Tive a sortebetanositefazer a última entrevistabetanositePaulo antes dele partir para o exílio. Foi para o programa “CampanhabetanositeAlfabetização” que eu redigia e apresentava na Rádio Universitária, um dos braços do ServiçobetanositeExtensão Cultural cujo diretor era o Professor Doutor Paulo Freire, como dizia o assistente administrativo Plácido MendesbetanositeLima, figura ímpar das proezas paulofreirianas. Claro que estou influenciado pelo coração, porém a cada dia que passa mais ganha força dentrobetanositemim a miragem que Paulo Freire e Luiz Inácio Lula da Silva são a mesma pessoa.
Escrevo este texto com muita saudade. Hoje é 19betanositejaneirobetanosite2022, aniversáriobetanositeum dos meus netos. Não tenho a menor ideia do que pode acontecer. Previsão é tolice, o mineiro Tancredo Neves dizia que política é como bumbumbetanositenenê. A entrevista com Paulo foi pouco antes do 31betanositemarçobetanosite1964, no auditório do SEC, na Rua Gervásio Pires, bem pertinho do quartel do IV Exército onde foi humilhado já que a tática dos golpistas consistiabetanositeprender e soltar, prender e soltar. Esse pesadelo foi tão perturbador que Elza Freire me jurou que seu marido haveriabetanositepartir para o exílio nem que fosse vestidobetanositebaiana. Durante a entrevista, Paulo fumou muito. O golpe já estava escancarado. Quando acabou a gravação, ele pediu para Hugo Martins, o técnicobetanositesom, passarbetanositenovo a fita. Enquanto fumava, escutava suas respostas atentamente. Paulo nos abraçou e perguntou a nossa opinião. Nós também o abraçamos. Ele nos acenou com a mão e saiu bruscamente. O professor doutor preferiu que Hugo e eu não o víssemos chorando.
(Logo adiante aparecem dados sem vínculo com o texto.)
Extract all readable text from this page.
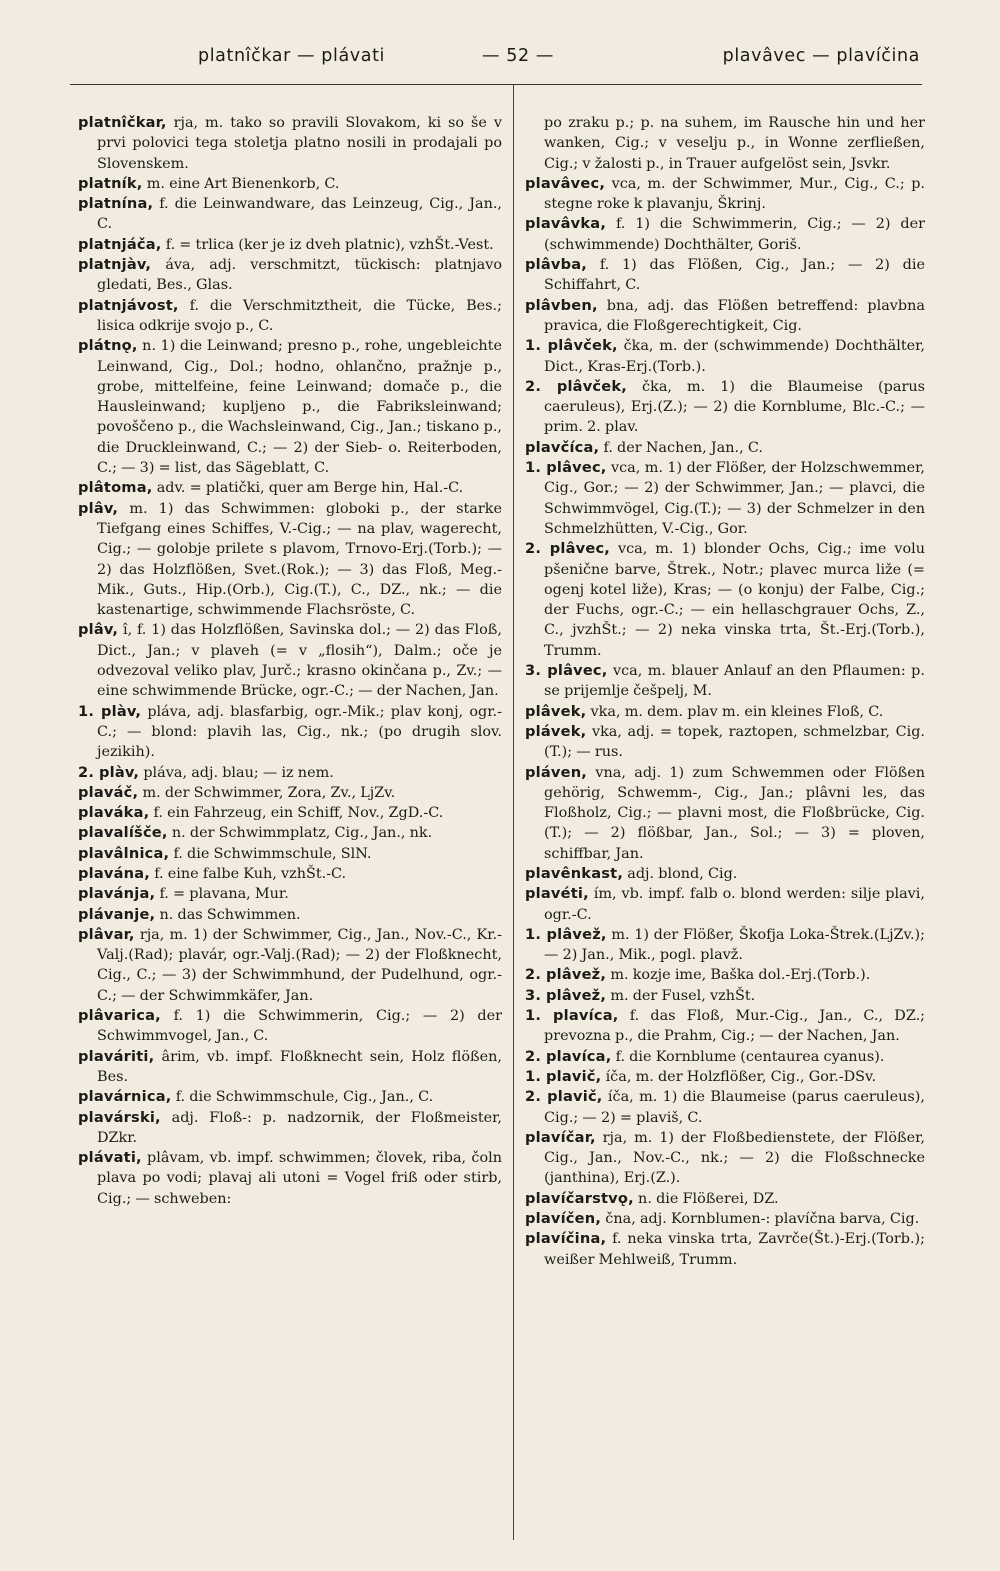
platnîčkar — plávati	— 52 —	plavâvec — plavíčina

platnîčkar, rja, m. tako so pravili Slovakom, ki so še v prvi polovici tega stoletja platno nosili in prodajali po Slovenskem.

platník, m. eine Art Bienenkorb, C.

platnína, f. die Leinwandware, das Leinzeug, Cig., Jan., C.

platnjáča, f. = trlica (ker je iz dveh platnic), vzhŠt.-Vest.

platnjàv, áva, adj. verschmitzt, tückisch: platnjavo gledati, Bes., Glas.

platnjávost, f. die Verschmitztheit, die Tücke, Bes.; lisica odkrije svojo p., C.

plátnǫ, n. 1) die Leinwand; presno p., rohe, ungebleichte Leinwand, Cig., Dol.; hodno, ohlančno, pražnje p., grobe, mittelfeine, feine Leinwand; domače p., die Hausleinwand; kupljeno p., die Fabriksleinwand; povoščeno p., die Wachsleinwand, Cig., Jan.; tiskano p., die Druckleinwand, C.; — 2) der Sieb- o. Reiterboden, C.; — 3) = list, das Sägeblatt, C.

plâtoma, adv. = platički, quer am Berge hin, Hal.-C.

plâv, m. 1) das Schwimmen: globoki p., der starke Tiefgang eines Schiffes, V.-Cig.; — na plav, wagerecht, Cig.; — golobje prilete s plavom, Trnovo-Erj.(Torb.); — 2) das Holzflößen, Svet.(Rok.); — 3) das Floß, Meg.-Mik., Guts., Hip.(Orb.), Cig.(T.), C., DZ., nk.; — die kastenartige, schwimmende Flachsröste, C.

plâv, î, f. 1) das Holzflößen, Savinska dol.; — 2) das Floß, Dict., Jan.; v plaveh (= v „flosih“), Dalm.; oče je odvezoval veliko plav, Jurč.; krasno okinčana p., Zv.; — eine schwimmende Brücke, ogr.-C.; — der Nachen, Jan.

1. plàv, pláva, adj. blasfarbig, ogr.-Mik.; plav konj, ogr.-C.; — blond: plavih las, Cig., nk.; (po drugih slov. jezikih).

2. plàv, pláva, adj. blau; — iz nem.

plaváč, m. der Schwimmer, Zora, Zv., LjZv.

plaváka, f. ein Fahrzeug, ein Schiff, Nov., ZgD.-C.

plavalíšče, n. der Schwimmplatz, Cig., Jan., nk.

plavâlnica, f. die Schwimmschule, SlN.

plavána, f. eine falbe Kuh, vzhŠt.-C.

plavánja, f. = plavana, Mur.

plávanje, n. das Schwimmen.

plâvar, rja, m. 1) der Schwimmer, Cig., Jan., Nov.-C., Kr.-Valj.(Rad); plavár, ogr.-Valj.(Rad); — 2) der Floßknecht, Cig., C.; — 3) der Schwimmhund, der Pudelhund, ogr.-C.; — der Schwimmkäfer, Jan.

plâvarica, f. 1) die Schwimmerin, Cig.; — 2) der Schwimmvogel, Jan., C.

plaváriti, ârim, vb. impf. Floßknecht sein, Holz flößen, Bes.

plavárnica, f. die Schwimmschule, Cig., Jan., C.

plavárski, adj. Floß-: p. nadzornik, der Floßmeister, DZkr.

plávati, plâvam, vb. impf. schwimmen; človek, riba, čoln plava po vodi; plavaj ali utoni = Vogel friß oder stirb, Cig.; — schweben:

po zraku p.; p. na suhem, im Rausche hin und her wanken, Cig.; v veselju p., in Wonne zerfließen, Cig.; v žalosti p., in Trauer aufgelöst sein, Jsvkr.

plavâvec, vca, m. der Schwimmer, Mur., Cig., C.; p. stegne roke k plavanju, Škrinj.

plavâvka, f. 1) die Schwimmerin, Cig.; — 2) der (schwimmende) Dochthälter, Goriš.

plâvba, f. 1) das Flößen, Cig., Jan.; — 2) die Schiffahrt, C.

plâvben, bna, adj. das Flößen betreffend: plavbna pravica, die Floßgerechtigkeit, Cig.

1. plâvček, čka, m. der (schwimmende) Dochthälter, Dict., Kras-Erj.(Torb.).

2. plâvček, čka, m. 1) die Blaumeise (parus caeruleus), Erj.(Z.); — 2) die Kornblume, Blc.-C.; — prim. 2. plav.

plavčíca, f. der Nachen, Jan., C.

1. plâvec, vca, m. 1) der Flößer, der Holzschwemmer, Cig., Gor.; — 2) der Schwimmer, Jan.; — plavci, die Schwimmvögel, Cig.(T.); — 3) der Schmelzer in den Schmelzhütten, V.-Cig., Gor.

2. plâvec, vca, m. 1) blonder Ochs, Cig.; ime volu pšenične barve, Štrek., Notr.; plavec murca liže (= ogenj kotel liže), Kras; — (o konju) der Falbe, Cig.; der Fuchs, ogr.-C.; — ein hellaschgrauer Ochs, Z., C., jvzhŠt.; — 2) neka vinska trta, Št.-Erj.(Torb.), Trumm.

3. plâvec, vca, m. blauer Anlauf an den Pflaumen: p. se prijemlje češpelj, M.

plâvek, vka, m. dem. plav m. ein kleines Floß, C.

plávek, vka, adj. = topek, raztopen, schmelzbar, Cig.(T.); — rus.

pláven, vna, adj. 1) zum Schwemmen oder Flößen gehörig, Schwemm-, Cig., Jan.; plâvni les, das Floßholz, Cig.; — plavni most, die Floßbrücke, Cig.(T.); — 2) flößbar, Jan., Sol.; — 3) = ploven, schiffbar, Jan.

plavênkast, adj. blond, Cig.

plavéti, ím, vb. impf. falb o. blond werden: silje plavi, ogr.-C.

1. plâvež, m. 1) der Flößer, Škofja Loka-Štrek.(LjZv.); — 2) Jan., Mik., pogl. plavž.

2. plâvež, m. kozje ime, Baška dol.-Erj.(Torb.).

3. plâvež, m. der Fusel, vzhŠt.

1. plavíca, f. das Floß, Mur.-Cig., Jan., C., DZ.; prevozna p., die Prahm, Cig.; — der Nachen, Jan.

2. plavíca, f. die Kornblume (centaurea cyanus).

1. plavič, íča, m. der Holzflößer, Cig., Gor.-DSv.

2. plavič, íča, m. 1) die Blaumeise (parus caeruleus), Cig.; — 2) = plaviš, C.

plavíčar, rja, m. 1) der Floßbedienstete, der Flößer, Cig., Jan., Nov.-C., nk.; — 2) die Floßschnecke (janthina), Erj.(Z.).

plavíčarstvǫ, n. die Flößerei, DZ.

plavíčen, čna, adj. Kornblumen-: plavíčna barva, Cig.

plavíčina, f. neka vinska trta, Zavrče(Št.)-Erj.(Torb.); weißer Mehlweiß, Trumm.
Do Recife eu não me separo. Viajava para lá com relativa frequência, porémbetanositetemposbetanositepandemia preferi me recolher no isolamento do sítio das cachoeiras. Outrora,betanositecerta viagem à terrinha, o avião fez escalabetanositeBrasília onde embarcou uma dúziabetanositepolíticos, entre eles, o ex-vice-Presidente Marco Maciel. Quando a aeronave se aproximava do Recife, me levantei do banco do fundo e fazendobetanositeconta que estava falando ao microfone soltei a voz: “Marco Maciel é da Arena, Marco Maciel é da Arena”. Estimado leitor/a, o avião bombou numa interminável gargalhada. Claro, como o Brasil é uma pocilga medieval fui agredidobetanositeterra. Os assessoresbetanositeMarco Maciel foram logo tirando meus óculos e um deles armou um soco. Mas para minha sorte surgiu o pessoal do “deixa disso”. Nessa mesma viagem encontrei uma amigabetanositevelhas lutas. Ela trabalhara no MovimentobetanositeCultura Popular e na época se distinguia por seu radicalismo. Lembro que enchemos a cara bebendo potes do saboroso leite maltado no Recife Antigo. (Falam que a receita é coisa do Pernambuco Holandês). Na hora da despedida, ela deu uma bela risada e me falou ao pé do ouvido: “Marcius, pouca coisa mudou, pouca coisa mudou”. Em parte, ela tem razão. Soltando a imaginação vejo Paulo lendo a mãobetanositeLula. Isso era uma visão, claro. Mas também era uma nova lição do patrono da educação brasileira. Paulo nos dizia que o mais importante é conhecer essa realidade que é, simplesmente a vida.